17.06.2019

Meet us at ESRA 2019 at the Questionnaire translation sessions on Wednesday 17 July

Published in:  cApStAn updates, Conferences

by Pisana Ferrari – cApStAn Ambassador to the Global Village

If you are attending the 8th Conference of the European Survey Research Association, ESRA, taking place in Zagreb, July 15-19, do take the time to visit our booth: meet cApStAn CEO Steve Dept and questionnaire adaptation specialist Elica Krajčeva. Both are field practitioners, and at this edition of the Conference they will present components of work that has taken place at an early stage, before the actual questionnaire translation and adaptation process began.

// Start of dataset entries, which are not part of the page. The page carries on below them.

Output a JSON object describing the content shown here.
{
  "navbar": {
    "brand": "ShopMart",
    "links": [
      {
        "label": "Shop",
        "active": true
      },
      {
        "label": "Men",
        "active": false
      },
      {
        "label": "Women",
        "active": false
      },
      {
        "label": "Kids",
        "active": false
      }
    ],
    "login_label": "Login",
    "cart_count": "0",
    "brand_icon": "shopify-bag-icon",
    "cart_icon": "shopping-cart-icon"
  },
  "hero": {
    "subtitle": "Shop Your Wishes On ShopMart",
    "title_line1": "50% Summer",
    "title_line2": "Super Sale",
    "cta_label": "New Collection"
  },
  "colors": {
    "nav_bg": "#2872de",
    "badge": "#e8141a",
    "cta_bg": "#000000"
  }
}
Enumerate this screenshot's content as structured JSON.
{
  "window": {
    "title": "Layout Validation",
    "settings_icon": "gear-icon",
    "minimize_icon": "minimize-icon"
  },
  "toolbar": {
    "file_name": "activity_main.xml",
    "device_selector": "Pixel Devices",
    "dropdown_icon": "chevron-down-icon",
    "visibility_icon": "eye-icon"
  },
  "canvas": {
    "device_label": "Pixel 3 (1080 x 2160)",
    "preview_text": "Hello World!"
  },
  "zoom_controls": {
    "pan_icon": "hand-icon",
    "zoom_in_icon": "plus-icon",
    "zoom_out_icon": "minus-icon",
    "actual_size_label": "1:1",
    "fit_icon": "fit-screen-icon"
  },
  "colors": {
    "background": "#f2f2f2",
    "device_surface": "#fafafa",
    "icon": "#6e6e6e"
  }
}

In the first paper, titled “The elusive encounter of a survey methodologist, a platform engineer and a translation technologist” (Session: Questionnaire translation: achievements and new challenges ahead 2, on July 17, 14:00-15:00), the authors suggest that a closer dialogue between survey methodologists, who advocate and implement best practice; translation technologists, who use and apply new tools; and platform engineers, who have designed and streamlined new questionnaire administration systems, is increasingly necessary. They examine workflows that allow for a better integration of needs and requirements from all three sides, without increasing the overall translation costs or compromising translation quality.

In the second paper, titled “A multidisciplinary translatability assessment as a 3MC minesweeping exercise” (Session: Questionnaire translation: achievements and new challenges ahead 3, on July 17, 15:00-16:00), the authors explain why and how, in multilingual assessments, embedding translation and adaptation in the questionnaire design greatly benefits the comparability of results. One particularly effective combination is cognitive pre-testing and translatability assessment, followed by a consolidation exercise involving the questionnaire authors, researchers and interviewers analyzing outcomes from cognitive labs, and cultural brokers, in this case linguists and domain specialists from selected target cultures. This model has already been applied successfully in ILSAs such as PISA and PIAAC, in attitudinal studies such as Pew Research Center’s Global Attitudes Project, and in European surveys such as the European Quality of Life Survey and the European Company Survey. A relatively small investment with immense minesweeping benefits in terms of the portability and adaptability of constructs.